Tonya calls Mom and Dad, and they all go to the police station, and Detective Ryers explains that a company was developing an empty lot and found Alex while digging. Detective Ryers says that they'll do what they can, and he's sorry, and it's all Tonya can do not to scream at him because if he'd just believed her and done his job five years ago -
Dad squeezes Tonya's hand. Mom pulls her in tight and thanks Detective Ryers through the tears. They all go home, back to the house Tonya grew up in, and she stumbles up the stairs to the room that used to be Alex's, that Mom turned into a library when Alex moved out.

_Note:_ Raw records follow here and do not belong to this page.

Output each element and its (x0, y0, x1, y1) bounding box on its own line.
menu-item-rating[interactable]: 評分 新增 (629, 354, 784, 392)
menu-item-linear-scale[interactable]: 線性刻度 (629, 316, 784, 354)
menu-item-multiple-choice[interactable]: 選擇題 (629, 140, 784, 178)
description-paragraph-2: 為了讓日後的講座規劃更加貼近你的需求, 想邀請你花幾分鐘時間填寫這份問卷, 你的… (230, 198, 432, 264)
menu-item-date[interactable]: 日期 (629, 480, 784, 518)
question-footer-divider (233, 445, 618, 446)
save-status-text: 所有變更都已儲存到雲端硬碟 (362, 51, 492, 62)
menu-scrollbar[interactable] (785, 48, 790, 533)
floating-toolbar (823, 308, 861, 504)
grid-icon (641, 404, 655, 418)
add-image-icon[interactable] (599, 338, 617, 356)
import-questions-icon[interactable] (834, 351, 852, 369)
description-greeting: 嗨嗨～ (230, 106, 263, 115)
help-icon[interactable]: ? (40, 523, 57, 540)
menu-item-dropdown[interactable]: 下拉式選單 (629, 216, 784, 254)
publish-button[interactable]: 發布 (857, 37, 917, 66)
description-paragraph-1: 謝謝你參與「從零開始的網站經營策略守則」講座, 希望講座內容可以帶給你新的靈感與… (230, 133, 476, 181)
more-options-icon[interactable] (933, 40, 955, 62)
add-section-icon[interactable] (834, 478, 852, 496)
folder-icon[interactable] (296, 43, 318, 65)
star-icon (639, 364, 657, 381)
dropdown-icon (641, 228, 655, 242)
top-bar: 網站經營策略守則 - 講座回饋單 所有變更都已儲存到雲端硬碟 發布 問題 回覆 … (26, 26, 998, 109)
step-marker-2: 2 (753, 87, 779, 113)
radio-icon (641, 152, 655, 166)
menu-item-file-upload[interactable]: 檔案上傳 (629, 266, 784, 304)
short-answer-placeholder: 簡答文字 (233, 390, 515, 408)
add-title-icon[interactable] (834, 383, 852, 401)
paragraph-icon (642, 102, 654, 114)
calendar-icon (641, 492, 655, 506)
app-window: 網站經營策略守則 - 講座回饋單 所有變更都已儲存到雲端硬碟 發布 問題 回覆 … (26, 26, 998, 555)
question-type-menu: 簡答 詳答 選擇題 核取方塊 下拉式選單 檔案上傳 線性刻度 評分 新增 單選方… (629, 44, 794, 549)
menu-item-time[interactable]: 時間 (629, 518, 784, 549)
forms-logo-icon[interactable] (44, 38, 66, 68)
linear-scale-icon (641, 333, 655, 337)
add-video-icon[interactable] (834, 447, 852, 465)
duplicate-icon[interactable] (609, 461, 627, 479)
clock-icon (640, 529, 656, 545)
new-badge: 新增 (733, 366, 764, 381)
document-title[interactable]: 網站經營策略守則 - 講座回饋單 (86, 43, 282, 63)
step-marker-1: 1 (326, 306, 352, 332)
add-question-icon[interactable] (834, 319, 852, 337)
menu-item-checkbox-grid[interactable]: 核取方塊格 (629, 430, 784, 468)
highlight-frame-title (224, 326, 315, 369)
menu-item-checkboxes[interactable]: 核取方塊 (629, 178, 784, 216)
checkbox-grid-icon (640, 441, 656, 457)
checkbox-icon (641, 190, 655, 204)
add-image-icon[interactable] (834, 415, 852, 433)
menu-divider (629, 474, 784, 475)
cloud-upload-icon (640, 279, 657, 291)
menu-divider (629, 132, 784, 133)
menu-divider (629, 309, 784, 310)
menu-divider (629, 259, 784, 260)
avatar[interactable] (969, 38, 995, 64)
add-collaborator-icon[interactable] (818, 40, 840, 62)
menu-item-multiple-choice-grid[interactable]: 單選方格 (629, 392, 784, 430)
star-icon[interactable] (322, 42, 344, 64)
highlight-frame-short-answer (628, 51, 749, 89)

Tonya stands in the doorway and tries to remember what it used to look like.
She's already started forgetting Alex's voice.
.
Tonya moves away from New York because she can't stand the city anymore. It killed her brother. Her company has an opening to Tulsa and she goes.
During her first tornado, she huddles in the cellar and when the roaring gets close to enough to hear, she thinks, That's how I feel.
But Alex… he wouldn't want to be the reason she gives up. So she drives to the river, stares down into it, and lets everything go: her grief, her rage, her guilt. Because Alex is dead. He's been buried. She has no way to find who did it, or punish them, and Detective Ryers won't tell her any more than he already has. She can do nothing…
Except move on. Let Alex go. Live her life to the fullest to honor her brother.
So she says, "Alex, I love you. Goodbye." She goes home, calls her mother, and talks about all the ways Tulsa is different from where she grew up and New York City, and it's a good conversation.
Alex has been dead for eight years. Tonya has been, too.
But she's still alive and it's time to start acting like it.
She has no idea if she'll ever have kids, but she does know, staring at Alex's picture, that if she has a son… she won't be naming him Alexander. Alex had told her that was the creepiest thing in Harry Potter, naming all the children with dead people's names. He'd laughingly told her that none of his kids would have any family names.
"Bye, Lex," she whispers, setting the picture back down and heading to the kitchen. Breakfast, then work, then dinner with Danielle from the office.
She's alive. She needs to start living.